After another strong season with Minneapolis, Rondeau returned to the Senators in 1916. He appeared in 50 games, 33 as a left fielder and 17 as a right fielder, and compiled a .222 batting average and .311 on-base percentage. He appeared in his last major league game on July 1, 1916. On July 5, 1916, Rondeau was returned to the Millers.
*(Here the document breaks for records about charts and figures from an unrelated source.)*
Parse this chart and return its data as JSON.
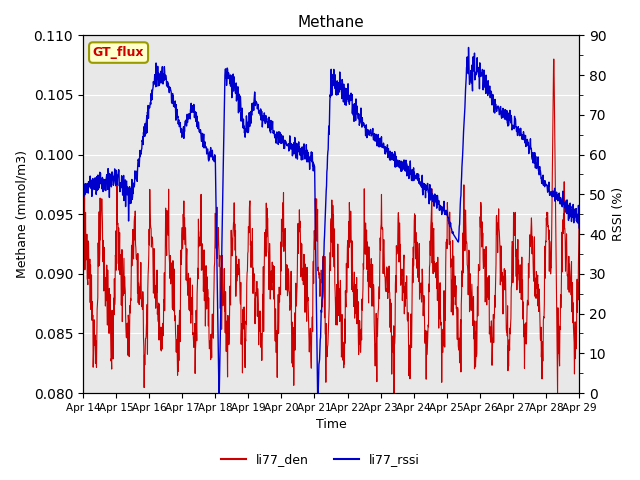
{
  "title": "Methane",
  "ylabel_left": "Methane (mmol/m3)",
  "ylabel_right": "RSSI (%)",
  "xlabel": "Time",
  "ylim_left": [
    0.08,
    0.11
  ],
  "ylim_right": [
    0,
    90
  ],
  "yticks_left": [
    0.08,
    0.085,
    0.09,
    0.095,
    0.1,
    0.105,
    0.11
  ],
  "yticks_right": [
    0,
    10,
    20,
    30,
    40,
    50,
    60,
    70,
    80,
    90
  ],
  "xtick_labels": [
    "Apr 14",
    "Apr 15",
    "Apr 16",
    "Apr 17",
    "Apr 18",
    "Apr 19",
    "Apr 20",
    "Apr 21",
    "Apr 22",
    "Apr 23",
    "Apr 24",
    "Apr 25",
    "Apr 26",
    "Apr 27",
    "Apr 28",
    "Apr 29"
  ],
  "color_red": "#CC0000",
  "color_blue": "#0000CC",
  "legend_label_red": "li77_den",
  "legend_label_blue": "li77_rssi",
  "annotation_text": "GT_flux",
  "annotation_facecolor": "#FFFFCC",
  "annotation_edgecolor": "#999900",
  "annotation_textcolor": "#CC0000",
  "bg_color": "#E8E8E8",
  "fig_bg_color": "#FFFFFF",
  "n_points": 1500
}
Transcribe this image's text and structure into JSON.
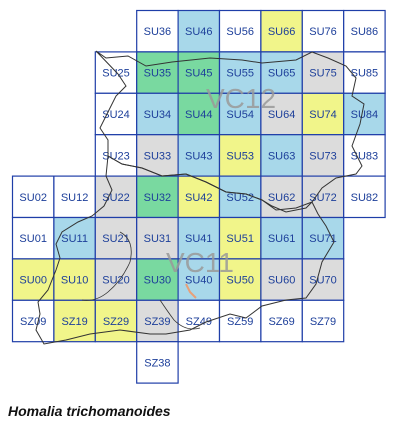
{
  "species": "Homalia trichomanoides",
  "vice_counties": [
    {
      "id": "vc12",
      "label": "VC12"
    },
    {
      "id": "vc11",
      "label": "VC11"
    }
  ],
  "colors": {
    "grid_line": "#1f3ea8",
    "grey": "#dcdcdc",
    "blue": "#a8d8ea",
    "green": "#79d9a0",
    "yellow": "#f1f58a",
    "none": "#ffffff",
    "boundary": "#333333"
  },
  "grid": {
    "columns": [
      "SU0",
      "SU1",
      "SU2",
      "SU3",
      "SU4",
      "SU5",
      "SU6",
      "SU7",
      "SU8"
    ],
    "cells": [
      {
        "label": "SU36",
        "status": "none"
      },
      {
        "label": "SU46",
        "status": "blue"
      },
      {
        "label": "SU56",
        "status": "none"
      },
      {
        "label": "SU66",
        "status": "yellow"
      },
      {
        "label": "SU76",
        "status": "none"
      },
      {
        "label": "SU86",
        "status": "none"
      },
      {
        "label": "SU25",
        "status": "none"
      },
      {
        "label": "SU35",
        "status": "green"
      },
      {
        "label": "SU45",
        "status": "green"
      },
      {
        "label": "SU55",
        "status": "blue"
      },
      {
        "label": "SU65",
        "status": "blue"
      },
      {
        "label": "SU75",
        "status": "grey"
      },
      {
        "label": "SU85",
        "status": "none"
      },
      {
        "label": "SU24",
        "status": "none"
      },
      {
        "label": "SU34",
        "status": "blue"
      },
      {
        "label": "SU44",
        "status": "green"
      },
      {
        "label": "SU54",
        "status": "blue"
      },
      {
        "label": "SU64",
        "status": "grey"
      },
      {
        "label": "SU74",
        "status": "yellow"
      },
      {
        "label": "SU84",
        "status": "blue"
      },
      {
        "label": "SU23",
        "status": "none"
      },
      {
        "label": "SU33",
        "status": "grey"
      },
      {
        "label": "SU43",
        "status": "blue"
      },
      {
        "label": "SU53",
        "status": "yellow"
      },
      {
        "label": "SU63",
        "status": "blue"
      },
      {
        "label": "SU73",
        "status": "grey"
      },
      {
        "label": "SU83",
        "status": "none"
      },
      {
        "label": "SU02",
        "status": "none"
      },
      {
        "label": "SU12",
        "status": "none"
      },
      {
        "label": "SU22",
        "status": "grey"
      },
      {
        "label": "SU32",
        "status": "green"
      },
      {
        "label": "SU42",
        "status": "yellow"
      },
      {
        "label": "SU52",
        "status": "blue"
      },
      {
        "label": "SU62",
        "status": "grey"
      },
      {
        "label": "SU72",
        "status": "grey"
      },
      {
        "label": "SU82",
        "status": "none"
      },
      {
        "label": "SU01",
        "status": "none"
      },
      {
        "label": "SU11",
        "status": "blue"
      },
      {
        "label": "SU21",
        "status": "grey"
      },
      {
        "label": "SU31",
        "status": "grey"
      },
      {
        "label": "SU41",
        "status": "blue"
      },
      {
        "label": "SU51",
        "status": "yellow"
      },
      {
        "label": "SU61",
        "status": "blue"
      },
      {
        "label": "SU71",
        "status": "blue"
      },
      {
        "label": "SU00",
        "status": "yellow"
      },
      {
        "label": "SU10",
        "status": "yellow"
      },
      {
        "label": "SU20",
        "status": "grey"
      },
      {
        "label": "SU30",
        "status": "green"
      },
      {
        "label": "SU40",
        "status": "blue"
      },
      {
        "label": "SU50",
        "status": "yellow"
      },
      {
        "label": "SU60",
        "status": "grey"
      },
      {
        "label": "SU70",
        "status": "grey"
      },
      {
        "label": "SZ09",
        "status": "none"
      },
      {
        "label": "SZ19",
        "status": "yellow"
      },
      {
        "label": "SZ29",
        "status": "yellow"
      },
      {
        "label": "SZ39",
        "status": "grey"
      },
      {
        "label": "SZ49",
        "status": "none"
      },
      {
        "label": "SZ59",
        "status": "none"
      },
      {
        "label": "SZ69",
        "status": "none"
      },
      {
        "label": "SZ79",
        "status": "none"
      },
      {
        "label": "SZ38",
        "status": "none"
      }
    ]
  }
}
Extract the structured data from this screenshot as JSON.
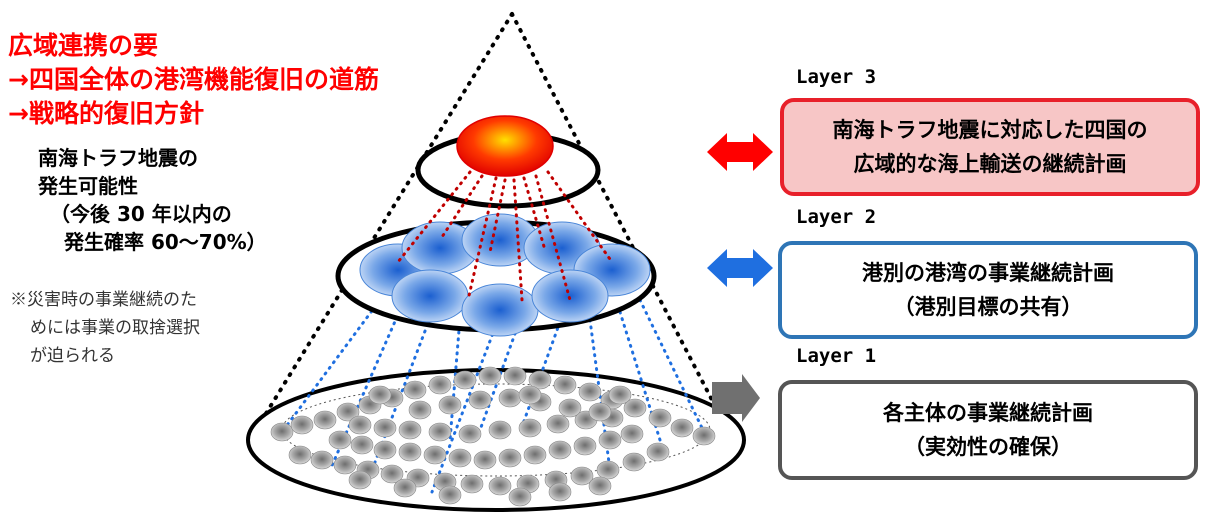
{
  "left_text": {
    "heading_lines": [
      "広域連携の要",
      "→四国全体の港湾機能復旧の道筋",
      "→戦略的復旧方針"
    ],
    "sub_lines": [
      "南海トラフ地震の",
      "発生可能性",
      "（今後 30 年以内の",
      "発生確率 60～70%）"
    ],
    "note_lines": [
      "※災害時の事業継続のた",
      "めには事業の取捨選択",
      "が迫られる"
    ]
  },
  "layers": [
    {
      "label": "Layer 3",
      "lines": [
        "南海トラフ地震に対応した四国の",
        "広域的な海上輸送の継続計画"
      ],
      "border_color": "#e8202a",
      "fill_color": "#f7c6c6",
      "arrow_color": "#ff0000"
    },
    {
      "label": "Layer 2",
      "lines": [
        "港別の港湾の事業継続計画",
        "（港別目標の共有）"
      ],
      "border_color": "#2e75b6",
      "fill_color": "#ffffff",
      "arrow_color": "#1f6fe0"
    },
    {
      "label": "Layer 1",
      "lines": [
        "各主体の事業継続計画",
        "（実効性の確保）"
      ],
      "border_color": "#555555",
      "fill_color": "#ffffff",
      "arrow_color": "#707070"
    }
  ]
}
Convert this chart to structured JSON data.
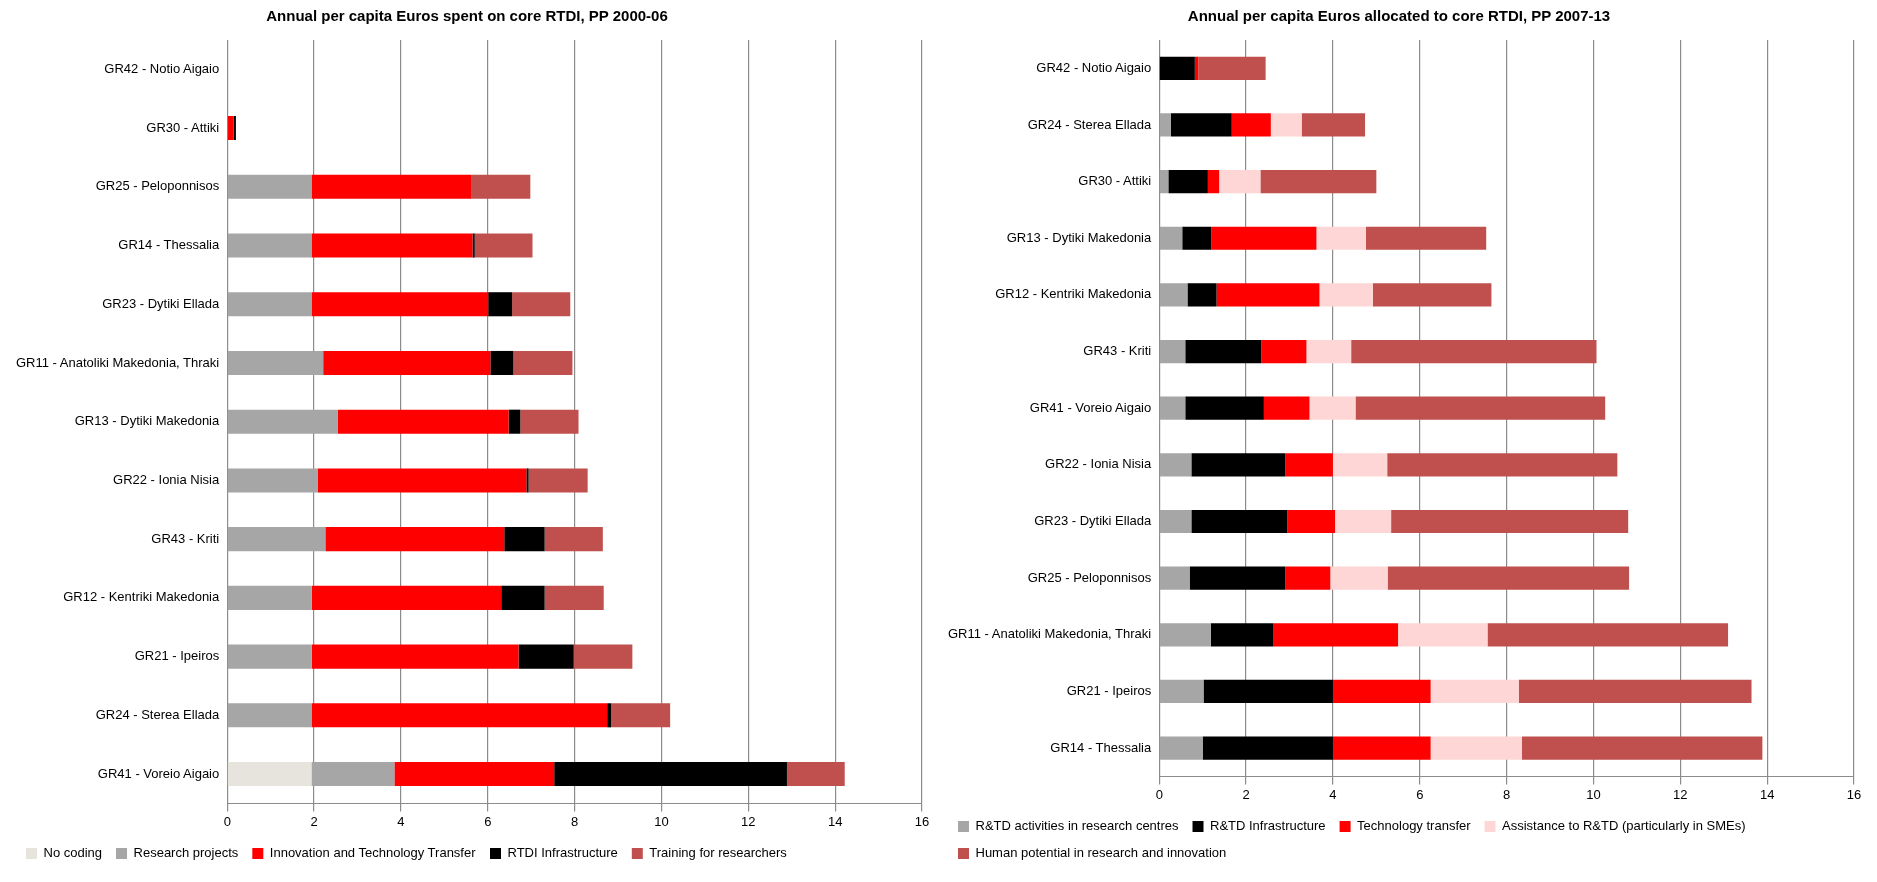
{
  "chart_data": [
    {
      "type": "bar",
      "orientation": "horizontal",
      "stacked": true,
      "title": "Annual per capita Euros spent on core RTDI, PP 2000-06",
      "categories": [
        "GR42 - Notio Aigaio",
        "GR30 - Attiki",
        "GR25 - Peloponnisos",
        "GR14 - Thessalia",
        "GR23 - Dytiki Ellada",
        "GR11 - Anatoliki Makedonia, Thraki",
        "GR13 - Dytiki Makedonia",
        "GR22 - Ionia Nisia",
        "GR43 - Kriti",
        "GR12 - Kentriki Makedonia",
        "GR21 - Ipeiros",
        "GR24 - Sterea Ellada",
        "GR41 - Voreio Aigaio"
      ],
      "series": [
        {
          "name": "No coding",
          "color": "#e6e4dc",
          "values": [
            0,
            0,
            0,
            0,
            0,
            0,
            0,
            0,
            0,
            0,
            0,
            0,
            1.94
          ]
        },
        {
          "name": "Research projects",
          "color": "#a6a6a6",
          "values": [
            0,
            0,
            1.94,
            1.94,
            1.94,
            2.21,
            2.55,
            2.08,
            2.26,
            1.95,
            1.95,
            1.94,
            1.91
          ]
        },
        {
          "name": "Innovation and Technology Transfer",
          "color": "#ff0000",
          "values": [
            0,
            0.15,
            3.69,
            3.71,
            4.07,
            3.85,
            3.93,
            4.81,
            4.12,
            4.36,
            4.76,
            6.81,
            3.68
          ]
        },
        {
          "name": "RTDI Infrastructure",
          "color": "#000000",
          "values": [
            0,
            0.05,
            0,
            0.05,
            0.55,
            0.53,
            0.27,
            0.05,
            0.93,
            1.0,
            1.27,
            0.09,
            5.36
          ]
        },
        {
          "name": "Training for researchers",
          "color": "#c0504d",
          "values": [
            0,
            0,
            1.35,
            1.33,
            1.34,
            1.36,
            1.34,
            1.36,
            1.34,
            1.36,
            1.35,
            1.36,
            1.33
          ]
        }
      ],
      "xlim": [
        0,
        16
      ],
      "xticks": [
        0,
        2,
        4,
        6,
        8,
        10,
        12,
        14,
        16
      ],
      "grid": "x",
      "legend": "bottom"
    },
    {
      "type": "bar",
      "orientation": "horizontal",
      "stacked": true,
      "title": "Annual per capita Euros allocated to core RTDI, PP 2007-13",
      "categories": [
        "GR42 - Notio Aigaio",
        "GR24 - Sterea Ellada",
        "GR30 - Attiki",
        "GR13 - Dytiki Makedonia",
        "GR12 - Kentriki Makedonia",
        "GR43 - Kriti",
        "GR41 - Voreio Aigaio",
        "GR22 - Ionia Nisia",
        "GR23 - Dytiki Ellada",
        "GR25 - Peloponnisos",
        "GR11 - Anatoliki Makedonia, Thraki",
        "GR21 - Ipeiros",
        "GR14 - Thessalia"
      ],
      "series": [
        {
          "name": "R&TD activities in research centres",
          "color": "#a6a6a6",
          "values": [
            0,
            0.27,
            0.21,
            0.53,
            0.65,
            0.6,
            0.6,
            0.74,
            0.74,
            0.7,
            1.19,
            1.02,
            1.0
          ]
        },
        {
          "name": "R&TD Infrastructure",
          "color": "#000000",
          "values": [
            0.82,
            1.4,
            0.91,
            0.67,
            0.67,
            1.75,
            1.81,
            2.16,
            2.21,
            2.2,
            1.43,
            2.98,
            3.0
          ]
        },
        {
          "name": "Technology transfer",
          "color": "#ff0000",
          "values": [
            0.08,
            0.9,
            0.26,
            2.42,
            2.37,
            1.04,
            1.05,
            1.1,
            1.1,
            1.04,
            2.88,
            2.25,
            2.25
          ]
        },
        {
          "name": "Assistance to R&TD (particularly in SMEs)",
          "color": "#ffd6d6",
          "values": [
            0,
            0.71,
            0.95,
            1.14,
            1.23,
            1.03,
            1.06,
            1.25,
            1.29,
            1.32,
            2.06,
            2.03,
            2.1
          ]
        },
        {
          "name": "Human potential in research and innovation",
          "color": "#c0504d",
          "values": [
            1.55,
            1.46,
            2.67,
            2.77,
            2.73,
            5.65,
            5.75,
            5.3,
            5.46,
            5.56,
            5.54,
            5.36,
            5.54
          ]
        }
      ],
      "xlim": [
        0,
        16
      ],
      "xticks": [
        0,
        2,
        4,
        6,
        8,
        10,
        12,
        14,
        16
      ],
      "grid": "x",
      "legend": "bottom"
    }
  ]
}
In three major league seasons, Rondeau had a .206 batting average and .311 on-base percentage in 99 games and 272 at bats. He played 59 of his major league games as an outfielder and 16 games as a catcher. As of the end of the 2015 season, Rondeau is the only major league baseball player in history named "Henri".

===Minneapolis===
Rondeau returned in July 1916 for a third run with Minneapolis in between stints with the Washington Senators. This time, Rondeau remained with the Millers as a starting outfielder for nine more years, running through the 1924 season. He compiled a career high .382 batting average in 16 games during the 1916 season. In all, he batted over .300 seven times for the Millers: .382 in 1916, .378 in 1913, .333 in 1915 and 1920, .312 in 1923, .308 in 1914, and .302 in 1924. Rondeau was one of 42 players from 1902 to 1952 to play in 10 or more seasons as a member of the American Association. Minnesota manager Joe Cantillon in 1921 referred to Rondeau as "an institution" with the team.

===Little Rock and Hartford===
After leaving the Millers, Rondeau played one more minor league season in 1925, splitting the season between the Little Rock Travelers and the Hartford Senators. On September 1, 1925, while playing for Hartford, he collapsed during the eighth inning of a game and was carried to the clubhouse by his fellow players. A doctor stated that Rondeau had suffered a heart attack.

==Later years==
Rondeau died in 1943 after a long illness at age 56 at his home in Woonsocket, Rhode Island. He was buried at Precious Blood Cemetery in Woonsocket.